On October 9th, I conducted a conversation with Domino’s Pizza Japan CEO Martin Steenks for the American, Australia New Zealand, and Netherlands Chambers of Commerce in Japan. My takeaways are below.
- Some of the best product development in the world comes out of Japan. Businesses that develop products for the Japanese market often find they have a compelling product for many other markets in the world.
- “Inspired product development” trumps new product development. New is not good enough. Inspired, innovative, and disruptive products rule the day.
- Drawing country managers for the ranks of franchise owners as a requirement injects entrepreneurial thinking and zeal across the entire business. It establishes immediate trust and rapport between the franchise owners and corporate headquarters as the corporate leader is one of them.
- Back office and headquarters managers and executives who work in the business allows understanding of the impact of their work, and what can or ought to be improved. You might be an accountant, IT managers, marketing manager, finance manager, or CEO. Regardless, everybody makes pizza at least a few times a year.

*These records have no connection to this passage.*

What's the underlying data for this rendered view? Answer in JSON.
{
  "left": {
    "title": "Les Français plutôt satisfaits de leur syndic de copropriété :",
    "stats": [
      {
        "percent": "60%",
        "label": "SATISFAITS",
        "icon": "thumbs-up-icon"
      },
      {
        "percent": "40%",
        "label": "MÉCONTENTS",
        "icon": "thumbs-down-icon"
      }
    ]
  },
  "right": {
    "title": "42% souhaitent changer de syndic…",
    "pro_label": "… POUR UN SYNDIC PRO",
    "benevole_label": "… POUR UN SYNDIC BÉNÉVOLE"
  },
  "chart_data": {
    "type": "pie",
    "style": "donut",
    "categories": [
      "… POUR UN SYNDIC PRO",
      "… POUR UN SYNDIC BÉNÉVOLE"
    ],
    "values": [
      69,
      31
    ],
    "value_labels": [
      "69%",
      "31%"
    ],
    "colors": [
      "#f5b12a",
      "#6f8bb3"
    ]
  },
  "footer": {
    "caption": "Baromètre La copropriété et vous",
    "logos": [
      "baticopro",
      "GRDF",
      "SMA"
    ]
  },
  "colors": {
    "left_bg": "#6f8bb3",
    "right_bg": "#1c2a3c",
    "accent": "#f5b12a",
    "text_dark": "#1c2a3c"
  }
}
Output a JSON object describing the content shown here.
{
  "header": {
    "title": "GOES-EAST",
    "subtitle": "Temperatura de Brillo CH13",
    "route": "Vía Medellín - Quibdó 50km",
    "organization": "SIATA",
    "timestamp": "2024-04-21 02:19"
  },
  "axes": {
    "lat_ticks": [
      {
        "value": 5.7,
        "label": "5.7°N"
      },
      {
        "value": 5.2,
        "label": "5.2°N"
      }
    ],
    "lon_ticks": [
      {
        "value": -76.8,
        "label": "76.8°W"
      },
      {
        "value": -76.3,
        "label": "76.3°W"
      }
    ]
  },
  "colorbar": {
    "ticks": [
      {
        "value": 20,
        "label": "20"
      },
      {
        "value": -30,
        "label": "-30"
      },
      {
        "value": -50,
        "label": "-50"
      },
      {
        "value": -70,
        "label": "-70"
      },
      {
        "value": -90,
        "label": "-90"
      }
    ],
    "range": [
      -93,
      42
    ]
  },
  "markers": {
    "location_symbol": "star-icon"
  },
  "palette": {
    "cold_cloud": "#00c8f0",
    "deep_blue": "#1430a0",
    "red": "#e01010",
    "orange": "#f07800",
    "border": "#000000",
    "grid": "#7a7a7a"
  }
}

- Using B2C e-commerce systems for sandboxing and testing is one the best ways to test new products and extract immediate results in real-time.
- Treating failure as learning is one of the best tools for rapid innovation and improvement of results. Weekly reporting and debriefing on failures, without shame or recrimination, accelerates business growth. When was the last time you said, “Please fail, because I want the data!” to your staff—and meant it!
- A chat over coffee with a staff member trumps a report during an executive meeting in a conference room—as long as trust and candor are your goals.
- The success rate of franchisees who start the business during hard time exceeds that of those who start in boom times. Economic condition severity serves as crucible for forging excellence.
- Leadership capability makes a difference. An excellent leader can produce excellent results regardless of infrastructure and resource limitations or economic environment headwinds. Never let your managers blame underperformance on external factors.